Oliver Brock’s work in autonomous mobile manipulation combines mechanisms, sensors, and algorithms that one day will enable robots to build habitats on Mars, service satellites in orbit or assist the elderly in their homes with daily chores. Surprisingly, some of the insights developed in the context of robotics are proving useful in the seemingly unrelated field of structural molecular biology. Brock, along with other colleagues in his field, have come to realize that proteins, the organic machines inside every living cell that perform a variety of important biological functions, can be viewed as tiny robots. Each of these proteins consists of a sequence of amino acids. The protein folds into a three-dimensional shape that is unique for each amino acid sequence. Based on this shape, the protein performs its function by interacting with other molecules inside the cell. Oliver’s research in molecular biology applies insights from robot motion planning to protein structure prediction.

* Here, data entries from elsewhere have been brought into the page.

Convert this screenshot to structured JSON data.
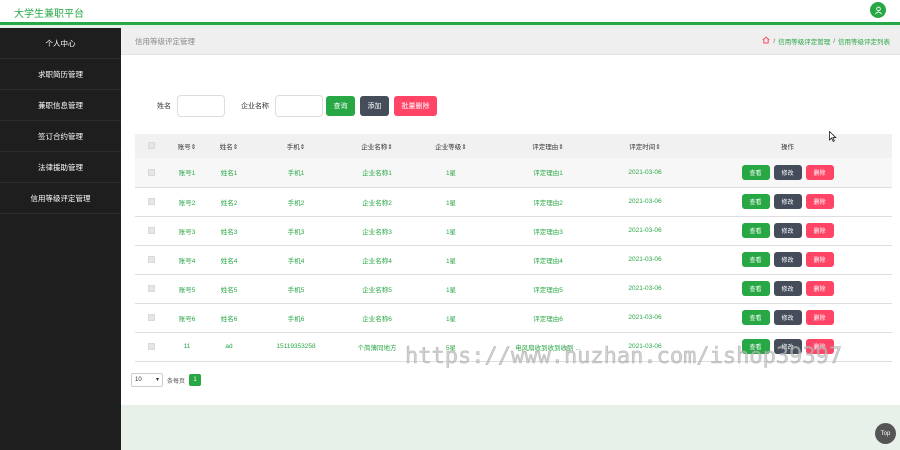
{
  "app": {
    "title": "大学生兼职平台"
  },
  "sidebar": {
    "items": [
      {
        "label": "个人中心"
      },
      {
        "label": "求职简历管理"
      },
      {
        "label": "兼职信息管理"
      },
      {
        "label": "签订合约管理"
      },
      {
        "label": "法律援助管理"
      },
      {
        "label": "信用等级评定管理"
      }
    ]
  },
  "breadcrumb": {
    "page_title": "信用等级评定管理",
    "sep": "/",
    "crumb1": "信用等级评定管理",
    "crumb2": "信用等级评定列表"
  },
  "search": {
    "name_label": "姓名",
    "company_label": "企业名称",
    "search_btn": "查询",
    "add_btn": "添加",
    "batch_delete_btn": "批量删除"
  },
  "table": {
    "headers": [
      "账号⇕",
      "姓名⇕",
      "手机⇕",
      "企业名称⇕",
      "企业等级⇕",
      "评定理由⇕",
      "评定时间⇕",
      "操作"
    ],
    "rows": [
      [
        "账号1",
        "姓名1",
        "手机1",
        "企业名称1",
        "1星",
        "评定理由1",
        "2021-03-06"
      ],
      [
        "账号2",
        "姓名2",
        "手机2",
        "企业名称2",
        "1星",
        "评定理由2",
        "2021-03-06"
      ],
      [
        "账号3",
        "姓名3",
        "手机3",
        "企业名称3",
        "1星",
        "评定理由3",
        "2021-03-06"
      ],
      [
        "账号4",
        "姓名4",
        "手机4",
        "企业名称4",
        "1星",
        "评定理由4",
        "2021-03-06"
      ],
      [
        "账号5",
        "姓名5",
        "手机5",
        "企业名称5",
        "1星",
        "评定理由5",
        "2021-03-06"
      ],
      [
        "账号6",
        "姓名6",
        "手机6",
        "企业名称6",
        "1星",
        "评定理由6",
        "2021-03-06"
      ],
      [
        "11",
        "ad",
        "15119353258",
        "个简薄同地方",
        "5星",
        "电风扇收到收到收到 ...",
        "2021-03-06"
      ]
    ],
    "view_btn": "查看",
    "edit_btn": "修改",
    "delete_btn": "删除"
  },
  "pagination": {
    "page_size": "10",
    "per_page_label": "条每页",
    "current_page": "1"
  },
  "watermark": "https://www.huzhan.com/ishop39397",
  "top_button": "Top",
  "colors": {
    "accent": "#28a745",
    "sidebar_bg": "#1e1e1e",
    "danger": "#ff4466",
    "dark_btn": "#454d5b"
  }
}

In spite of the vastly different scale of robots and proteins, both of these problems amount to a very similar computational challenge requiring algorithms that can efficiently build a representation of a very high-dimensional space.

 

 

 

Learning Technologies

Screen from Wayang Outpost Intelligent TutorBeverly Woolf and her colleagues use machine learning to model prior student behavior, to learn what is effective and to develop new and more effective pedagogical strategies. Optimization might be directed at reducing a student’s time to achieve mastery or advance through a curriculum. This research focuses on designing computer-aided tutors to improve their own knowledge about individual students and pedagogy. This improvement is needed for many reasons. Tutors are let loose in a constantly changing environment under conditions that cannot be predicted. It is not feasible to build teaching systems that emulate master teachers given the variety of student interests, abilities and learning styles. Nor is it feasible to build a tutor for every new population of students, e.g., those with low cognitive or spatial ability. Imagine an intelligent tutor that teaches fractions to 8-10 year old children. Such a tutor typically assumes that all incoming students have a fairly standard set of mathematics skills and will acquire new knowledge in a fairly standard way. These assumptions are clearly not valid for all 8-10 year olds, let alone those that are younger (e.g., a mathematics superstar learning algebra at a young age) or older (e.g., a thirty-year old college student studying remedial mathematics). Wayang Outpost, a tutor developed at UMass Amherst by Carole Beal and Woolf uses graphics and animation to motivate students. Machine learning enables this tutor to identify which methods are effective with which students and how to modify its heuristics.